El Gobierno también anunció recursos para apoyar la producción agrícola y ganadera mediante la entrega de semillas, fertilizantes y alimento para ganado. La estrategia busca evitar que la falta de agua y alimentos provoque mayores pérdidas entre los pequeños productores.

La emergencia también ha despertado el interés de organismos internacionales. La FAO desarrolla programas de asistencia humanitaria que han alcanzado a miles de hogares afectados, combinando transferencias económicas, insumos agrícolas, apoyo pecuario y asistencia técnica para que las familias puedan mantener sus medios de vida.

Uno de los principales desafíos continúa siendo garantizar agua suficiente para la producción agrícola y el consumo de las comunidades. Por ello, las autoridades trabajan en la construcción de nuevos pozos y en mecanismos para captar y almacenar agua durante los periodos de lluvia, con el objetivo de reducir la vulnerabilidad de las comunidades ante los próximos meses secos. 

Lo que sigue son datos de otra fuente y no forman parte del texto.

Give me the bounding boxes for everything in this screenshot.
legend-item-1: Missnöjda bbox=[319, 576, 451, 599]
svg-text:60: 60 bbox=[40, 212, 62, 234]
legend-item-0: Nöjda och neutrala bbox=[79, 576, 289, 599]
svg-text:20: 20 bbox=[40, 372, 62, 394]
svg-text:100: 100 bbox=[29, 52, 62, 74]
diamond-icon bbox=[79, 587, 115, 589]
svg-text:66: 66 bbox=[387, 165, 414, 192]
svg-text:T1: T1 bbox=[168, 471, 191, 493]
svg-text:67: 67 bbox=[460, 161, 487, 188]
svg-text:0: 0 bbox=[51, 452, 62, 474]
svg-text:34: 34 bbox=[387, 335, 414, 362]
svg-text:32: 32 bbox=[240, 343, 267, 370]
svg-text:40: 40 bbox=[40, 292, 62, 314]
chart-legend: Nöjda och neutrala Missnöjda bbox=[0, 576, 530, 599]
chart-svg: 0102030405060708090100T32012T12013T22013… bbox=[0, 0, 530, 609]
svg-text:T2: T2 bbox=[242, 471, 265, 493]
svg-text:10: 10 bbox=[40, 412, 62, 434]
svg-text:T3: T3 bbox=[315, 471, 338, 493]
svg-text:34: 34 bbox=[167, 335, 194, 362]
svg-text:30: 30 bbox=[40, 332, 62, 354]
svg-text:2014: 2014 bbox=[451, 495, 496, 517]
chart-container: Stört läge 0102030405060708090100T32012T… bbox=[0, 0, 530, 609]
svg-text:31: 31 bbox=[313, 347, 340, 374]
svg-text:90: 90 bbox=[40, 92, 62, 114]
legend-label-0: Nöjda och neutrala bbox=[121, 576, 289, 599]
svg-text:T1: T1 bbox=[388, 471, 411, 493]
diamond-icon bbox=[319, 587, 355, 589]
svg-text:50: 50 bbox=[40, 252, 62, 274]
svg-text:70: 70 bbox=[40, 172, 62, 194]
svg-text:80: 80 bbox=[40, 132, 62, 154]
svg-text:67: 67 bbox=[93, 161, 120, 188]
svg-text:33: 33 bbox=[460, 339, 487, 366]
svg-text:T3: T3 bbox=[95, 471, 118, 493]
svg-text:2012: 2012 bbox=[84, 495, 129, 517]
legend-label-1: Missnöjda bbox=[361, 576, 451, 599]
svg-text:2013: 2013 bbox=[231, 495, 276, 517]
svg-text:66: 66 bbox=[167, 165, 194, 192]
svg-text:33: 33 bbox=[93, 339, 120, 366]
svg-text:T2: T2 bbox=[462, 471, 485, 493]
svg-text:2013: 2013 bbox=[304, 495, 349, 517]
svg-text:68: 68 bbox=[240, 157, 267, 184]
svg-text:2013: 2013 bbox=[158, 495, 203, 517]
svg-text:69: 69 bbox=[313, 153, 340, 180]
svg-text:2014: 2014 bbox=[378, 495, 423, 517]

La magnitud del problema también se refleja en el sector ganadero. Reportes recientes señalan que más de 400 reses han muerto en el sur del país como consecuencia de la falta de agua y alimento, mientras productores advierten que las pérdidas podrían aumentar si las condiciones de sequía persisten.

La respuesta, por tanto, no se limita a atender las necesidades inmediatas. Las autoridades plantean fortalecer la infraestructura de riego y desarrollar proyectos de largo plazo para que Honduras pueda enfrentar futuras sequías con mayor capacidad de producción y almacenamiento de agua.

En ese contexto, el Gobierno presentó además la estrategia “Honduras Hambre Cero al 2035”, que contempla una mayor articulación entre instituciones públicas, cooperación internacional y academia para enfrentar la inseguridad alimentaria y reducir la vulnerabilidad de las comunidades rurales.

La emergencia del Corredor Seco representa así uno de los principales retos para Honduras durante este año, debido al impacto simultáneo sobre el agua, los alimentos, la agricultura y la ganadería. La búsqueda de apoyo internacional y la ejecución de proyectos de infraestructura serán claves para evitar que la situación se agrave en los próximos meses.